Em março deste ano, o álbum “Clube da Esquina”, de Milton Nascimento e Lô Borges, considerado um dos mais icônicos da história da música brasileira, completa 50 anos de lançamento. Junto com o aniversário, também ressurge a polêmica sobre o processo movido pelas duas “crianças” que aparecem na capa. De acordo com a advogada Yasmin Condé Arrighi, especialista em direitos autorais, a ação pode acarretar no impedimento da reprodução da capa.
Ao contrário do que muitos acreditam, as crianças que aparecem em destaque não são Milton e Lô, mas sim José Antônio Rimes e Antônio Carlos Rosa de Oliveira, que eram crianças em 1972. Em 2012, ocasião em que se completaram 40 anos do lançamento do “Clube”, eles processaram os músicos, além da gravadora EMI e da Editora Abril, responsável pela foto. Os autores afirmam terem tomado conhecimento do uso da imagem apenas meses antes de ingressarem com a ação.
“É possível, sim, que o judiciário entenda pela abstenção de utilização da imagem dos autores do caso, porque devemos elucidar que o prazo prescricional é interrompido à data da propositura da ação, além disso, a contagem da prescrição se iniciará a partir do momento em que o titular do direito violado tem conhecimento do fato. De acordo com o processo, os autores tiveram conhecimento da utilização indevida da imagem meses antes da entrada da ação. Neste caso, o juiz poderá entender pela validade da demanda judicial e julgar pela retirada de todos exemplares que estão sendo vendidos, bem como, condenar ao pagamento pela utilização indevida em cima das vendas realizadas do disco desde então”, explica a advogada.

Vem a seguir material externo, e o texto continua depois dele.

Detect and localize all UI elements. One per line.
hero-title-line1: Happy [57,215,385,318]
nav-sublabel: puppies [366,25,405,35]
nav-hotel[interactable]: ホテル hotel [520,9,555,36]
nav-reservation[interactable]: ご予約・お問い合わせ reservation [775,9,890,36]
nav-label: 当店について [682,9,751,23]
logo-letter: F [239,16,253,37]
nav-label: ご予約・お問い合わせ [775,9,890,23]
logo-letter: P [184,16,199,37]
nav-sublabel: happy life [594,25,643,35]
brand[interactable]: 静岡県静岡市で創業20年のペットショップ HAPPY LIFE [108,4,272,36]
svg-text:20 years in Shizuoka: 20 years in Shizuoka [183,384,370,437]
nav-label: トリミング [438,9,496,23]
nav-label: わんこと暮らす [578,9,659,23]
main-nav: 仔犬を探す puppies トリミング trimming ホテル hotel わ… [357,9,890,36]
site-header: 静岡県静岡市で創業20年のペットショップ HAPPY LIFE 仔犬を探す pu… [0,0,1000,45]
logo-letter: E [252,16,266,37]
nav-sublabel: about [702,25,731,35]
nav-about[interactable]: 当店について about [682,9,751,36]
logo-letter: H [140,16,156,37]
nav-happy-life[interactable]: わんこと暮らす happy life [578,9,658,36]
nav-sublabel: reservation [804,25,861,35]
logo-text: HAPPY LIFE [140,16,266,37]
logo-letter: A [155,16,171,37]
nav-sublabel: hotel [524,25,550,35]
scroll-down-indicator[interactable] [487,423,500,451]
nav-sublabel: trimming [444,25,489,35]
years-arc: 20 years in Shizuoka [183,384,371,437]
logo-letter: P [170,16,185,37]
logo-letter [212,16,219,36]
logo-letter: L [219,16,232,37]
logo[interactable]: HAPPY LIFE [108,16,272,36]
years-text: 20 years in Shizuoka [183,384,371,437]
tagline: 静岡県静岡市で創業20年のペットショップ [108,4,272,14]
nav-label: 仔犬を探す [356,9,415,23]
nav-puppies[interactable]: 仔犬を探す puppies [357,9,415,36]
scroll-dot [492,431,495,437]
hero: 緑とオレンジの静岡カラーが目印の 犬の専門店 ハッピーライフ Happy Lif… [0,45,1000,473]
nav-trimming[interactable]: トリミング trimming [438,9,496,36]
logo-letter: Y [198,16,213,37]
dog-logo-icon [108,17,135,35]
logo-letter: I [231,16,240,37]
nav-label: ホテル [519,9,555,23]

No entanto, a advogada afirma que a tendência é Milton e Lô serem isentados de responsabilidade caso a ação seja julgada como procedente. Isto porque a negociação com o fotógrafo era feita pela gravadora e pela editora, responsável por produzir a capa.
“Sem dúvidas o álbum discutido é um dos mais famosos e icônicos de Milton Nascimento e da música popular brasileira e ao completar 50 anos do lançamento do EP ‘Clube da Esquina’ um dos principais nomes da MPB será recordado não só pela lembrança do álbum que foi sucesso, mas também a questão judicial sem dúvidas será retomada novamente mais fortemente. Contudo, a escolha da capa e negociação com o fotógrafo, ainda mais naquela época, ficava a cargo da gravadora e da Editora Abril, isso poderá desvincular gradativamente a responsabilidade direta dos artistas, tirando o foco processual deles e deixando-os com o belíssimo legado da música brasileira”, acrescentou Yasmin.
Fundamento da ação
A especialista pontua que, segundo a legislação brasileira de direitos autorais, o direito de imagem é um dos direitos personalíssimos, ou seja, aquele que é intrínseco a cada indivíduo e a sua violação causa a quem comete dano, o dever de reparar. A Constituição Federal também prevê direitos e garantias constitucionais no Art 5. Dessa forma, é importante evidenciar que o direito de imagem é respaldado, sendo irrenunciáveis e intransmissíveis.
Dessa forma, a violação ocorre no momento em que se utiliza uma imagem sem a autorização expressa dos autores. Ou seja, o fotógrafo da imagem detém direitos autorais morais sobre a fotografia realizada naquele momento, naquela cena, porém, a pessoa fotografada detém direitos sobre sua imagem individual. O que deve ficar claro é que uma vez que o consentimento em ser fotografado ocorre, não necessariamente inclui a publicação da imagem devendo a liberação de utilização ser expressa e por escrito.
A especialista conclui recordando que a utilização de qualquer imagem para fins de publicidade comercial, e/ou passíveis de obtenção de lucro, que se enquadra no caso narrado, sem o consentimento da pessoa, implica em enriquecimento ilícito à custa de terceiro, que tem por consequência a devida reparação/indenização.
História da foto
A fotografia foi produzida por Carlos Filho, mais conhecido como Cafi. Ele faleceu em 1º de janeiro de 2019 em decorrência de um infarto. O artista tem em seu portfólio cerca de 300 capas de discos produzidas. A foto da capa do “Clube” foi tirada em 1971 em Nova Friburgo, na Região Serrana do Rio de Janeiro, onde viviam José Antônio e Antônio Carlos.